So I’ve moved to London aka The Big Smoke (my bogies have turned quite a dark colour since I moved here, should I be worried?) to try and make it in the city, much like Babe, the legendary pig, before me. I had always wanted to move to London, but in the same way I had always wanted to climb up a mountain in Nepal – if I talk about it enough whilst drunk, it will eventually happen, though through no effort on my part.
Then BAM I got broken up with and then WHAM here I am. Free, single and ready to eat mingles.
Although having previously been in a relationship for 4.5 years I am slightly unsure about how to date in my 30s.
So far my experiments with modern dating via OkCupid have had mixed results (please see evidence below)
But isn’t it nice how upfront creepy men are with their creepiness? Saves me a lot of time.

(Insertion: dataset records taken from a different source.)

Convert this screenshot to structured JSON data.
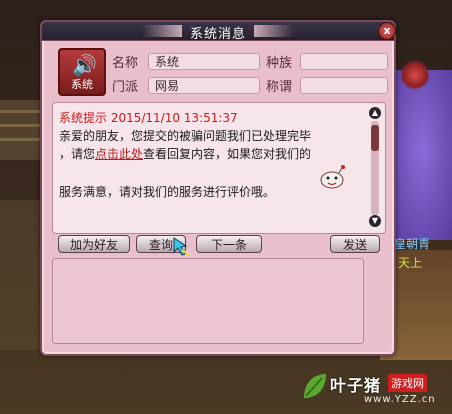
{
  "dialog": {
    "title": "系统消息",
    "close_label": "x"
  },
  "sender": {
    "avatar_label": "系统",
    "name_label": "名称",
    "name_value": "系统",
    "sect_label": "门派",
    "sect_value": "网易",
    "race_label": "种族",
    "race_value": "",
    "title_label": "称谓",
    "title_value": ""
  },
  "message": {
    "header": "系统提示  2015/11/10 13:51:37",
    "line1": "亲爱的朋友，您提交的被骗问题我们已处理完毕",
    "line2_pre": "，请您",
    "line2_link": "点击此处",
    "line2_post": "查看回复内容，如果您对我们的",
    "line3": "服务满意，请对我们的服务进行评价哦。"
  },
  "buttons": {
    "add_friend": "加为好友",
    "query": "查询",
    "next": "下一条",
    "send": "发送"
  },
  "background": {
    "side_text_1": "皇朝青",
    "side_text_2": "天上"
  },
  "watermark": {
    "brand": "叶子猪",
    "badge": "游戏网",
    "url": "www.YZZ.cn"
  },
  "colors": {
    "dialog_bg": "#e9bfcc",
    "header_red": "#d01818",
    "titlebar": "#26202e"
  }
}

My objectives currently are: I want to have fun dating in London, like where they take me to cocktails bars and the theme is Tom Cruise and everyone is jumping on couches. Or to an underground warehouse where we can only communicate in semaphore. Or to a rooftop gazebo where I can’t afford anything and steal the toilet paper to take home.
I also don’t want to like anyone too much. I hate liking someone too much. Feelings are the worst. I don’t want to like anyone to the point of texting them and then putting my phone on airplane mode and throwing it across the bedroom and then 5 minutes later picking it up and being like ‘no wonder they didn’t reply, that’s not how you use an Oxford comma!’ I think right now my ideal relationship is where you meet and then 3 months later they get a job in Canada so there is a time limit in which you never actually learn the bad stuff about the other person, and you are just left with ‘I wonder?’
I blame Hollywood film romance for my idealism. Hollywood films where it’s just the build-up to the relationship, and they don’t really know each other, so it’s all sunshine and roses, and also one of them is married/is a ghost/must go to Africa to build houses so there is just the exciting period of romantic immersion rather than the realism of long-term relationships.
God damn you movies. I also blame Hollywood for convincing me that the only jobs available to women in life were either successful magazine writer for an aspirational women’s magazine, or ninja vigilante.
For men, it’s either architect (or ninja vigilante.)
What I have also learnt about dating in London (the whole 8 days I have been here) is most of it involves finding out where someone lives, before finding out if they like the same Wes Anderson film as you. Because if it more than an hour away then forget it.
I have my first OkCupid date tomorrow. Hopefully it won’t be the worst.
On another note I went to a talk at BAFTA on ‘Craft of Comedy Entertainment’ and I took half a scotch egg into the auditorium and it smelt bad.